Fjallkonan #10 | 15 March 1901
WITH THOMAS SUFFERING LIKE THIS, THE DUTCH professor arrived as though he was summoned. Wilma cordially welcomed him, and it wasn’t long before she told him all about her journey to Castle Dracula—and about Thomas’s journal. This seemed very important to the professor, and he asked if he might borrow the text,323 which Wilma had transcribed. He promised to come back the next day and spent the night reading the journal. When he returned, he told Wilma that the notebook was worth its weight in gold, as it shed light upon many things that hitherto had been hidden in the dark.
He said that Thomas was so baffled upon seeing the man on the street in London because in that moment some memory of his stay with the Count must have been triggered. This vague reminiscence, however, must have seemed so unfamiliar to him—now that he’d forgotten all about his stay at the castle and didn’t even know about his journal—that he’d believed he was losing his wits. Wilma then fetched her husband for an interview with the professor.
The professor and Thomas talked for a long time, and Van Helsing came to the conclusion that Thomas was now regaining his memory,324 although he couldn’t remember the incident at Piccadilly on the day of Mr. Hawkins’s funeral.
The professor gave Thomas some healthful advice and asked him to remain quiet for the time being, and to avoid anything that might upset him. He had the journal with him and wanted to show it to some of his acquaintances.
A few days later Barrington came to visit Wilma. He had just returned to London and now travelled to Exeter—where Thomas and Wilma lived325—to learn about Count Dracula’s real estate purchase in London. She informed him that Thomas was recovering his memory, and that his diary had been found.
Barrington andWilma agreed that he shouldn’t talk with Thomas until he had consulted with Van Helsing, and they arranged to meet again in two days.
Van Helsing and Barrington arrived at the appointed time and had a long talk with Thomas, after which Barrington came to Wilma once more to tell her that he wondered about the professor’s views. He respected him highly, but he thought him a religious sentimentalist, prone to superstition. He said that he personally didn’t rely on anything other than facts and thought that there had to be a logical explanation for everything that was said about Count Dracula and his accomplices, even though these stories seemed bizarre to many people.

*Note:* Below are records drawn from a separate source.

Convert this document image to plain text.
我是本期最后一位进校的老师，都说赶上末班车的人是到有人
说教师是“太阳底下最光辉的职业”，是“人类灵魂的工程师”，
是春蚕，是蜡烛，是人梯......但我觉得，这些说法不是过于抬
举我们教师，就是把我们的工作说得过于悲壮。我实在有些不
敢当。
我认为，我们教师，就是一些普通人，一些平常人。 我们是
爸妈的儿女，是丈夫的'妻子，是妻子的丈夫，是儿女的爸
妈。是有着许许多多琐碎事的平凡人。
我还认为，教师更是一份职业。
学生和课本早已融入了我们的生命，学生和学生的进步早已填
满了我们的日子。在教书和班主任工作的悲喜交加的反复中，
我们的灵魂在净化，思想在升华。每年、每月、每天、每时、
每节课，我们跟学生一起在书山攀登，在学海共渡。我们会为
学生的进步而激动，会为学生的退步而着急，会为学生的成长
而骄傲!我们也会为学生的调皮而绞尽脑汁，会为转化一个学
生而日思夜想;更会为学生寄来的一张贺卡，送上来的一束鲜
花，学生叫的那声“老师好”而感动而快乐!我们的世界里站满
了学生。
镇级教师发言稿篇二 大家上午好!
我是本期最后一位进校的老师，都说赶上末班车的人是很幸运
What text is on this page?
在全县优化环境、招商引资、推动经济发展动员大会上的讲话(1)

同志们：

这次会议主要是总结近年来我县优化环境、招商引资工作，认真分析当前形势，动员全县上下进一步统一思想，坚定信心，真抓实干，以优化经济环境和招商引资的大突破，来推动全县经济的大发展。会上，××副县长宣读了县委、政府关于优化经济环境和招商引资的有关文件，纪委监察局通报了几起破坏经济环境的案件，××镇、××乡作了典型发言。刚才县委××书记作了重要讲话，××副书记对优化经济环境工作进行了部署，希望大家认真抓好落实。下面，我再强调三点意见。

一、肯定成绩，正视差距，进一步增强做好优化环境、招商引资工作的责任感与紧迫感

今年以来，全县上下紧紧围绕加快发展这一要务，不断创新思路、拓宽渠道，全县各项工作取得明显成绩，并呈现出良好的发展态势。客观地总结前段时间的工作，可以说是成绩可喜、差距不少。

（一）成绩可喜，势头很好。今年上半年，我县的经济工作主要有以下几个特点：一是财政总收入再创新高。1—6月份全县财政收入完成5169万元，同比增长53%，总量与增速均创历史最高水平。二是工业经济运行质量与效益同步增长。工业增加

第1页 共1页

With these words he left their house.
Professor Van Helsing began to explain his research and its results to Wilma, saying, “The inventions of the nineteenth century are amazing. They have created a new world, teaching us to recognize the forces of nature that our ancestors either had no knowledge of or which they ascribed to the supernatural. Nowadays scientists can hardly dismiss any phenomenon as inconceivable within the limits of physical law. Nature has an infinite range of such laws, but human perception cannot fully grasp them because the sensory organs aren’t sophisticated enough.
“There must be powers and principles that our descendants will someday discover, even if we do not know them now. They will learn to understand these forces, and domesticate and control them. Who knows, perhaps there is a world of invisible beings influencing us to act on behalf of good or evil,326 depending on their intention.327
“I—and many other thinkers of our time—have reached the conclusion that such creatures do exist and that they obey certain laws which are unknown to us, as they are equipped with an entirely different range of gifts and powers than we are.
“Folklore recognizes many things that science knows nothing about, or which scientists deny. One such thing is the fact that there are creatures wandering about here on earth after they die.328 Let’s consider such a being, as a person, for example, who has lived sinfully in life, as a criminal or murderer. He departs like any other man, but his soul cannot break free from the body, which binds it to the earth. The soul then remains attached to the corpse and—by some law that we do not know—can settle in it again, bring new life to it, and use it, furthermore, to satisfy its natural lusts. In order to maintain this existence, however, this vermin must feed off the blood of living humans—and by virtue will never stop killing.
“So it is said in folklore, to which we may add that these un-dead creatures329 are, according to popular belief, supposedly able to influence other people—not only the wicked, but also the weak.”330
They discussed Lucia’s death and the professor said,
“I have every reason to believe that this innocent girl was afflicted by the same forces I speak of now—or by a kind of hypnosis, which these enemies of mankind use to turn decent people into their tools, once they manage to gain power over them. She, who was carried to her tomb adorned in the white garments of innocence, now has this same effect on her beloved; she is now trying to pull him into the grave with her.331
“I am convinced that the Powers of Darkness are spreading around us. We find many examples in the newspapers pointing to it, but our friend Barrington is of another opinion, claiming he can explain all in a much different way.”
He bid farewell to the couple and left, but Wilma placed no faith in his words, regardless of how much she respected him.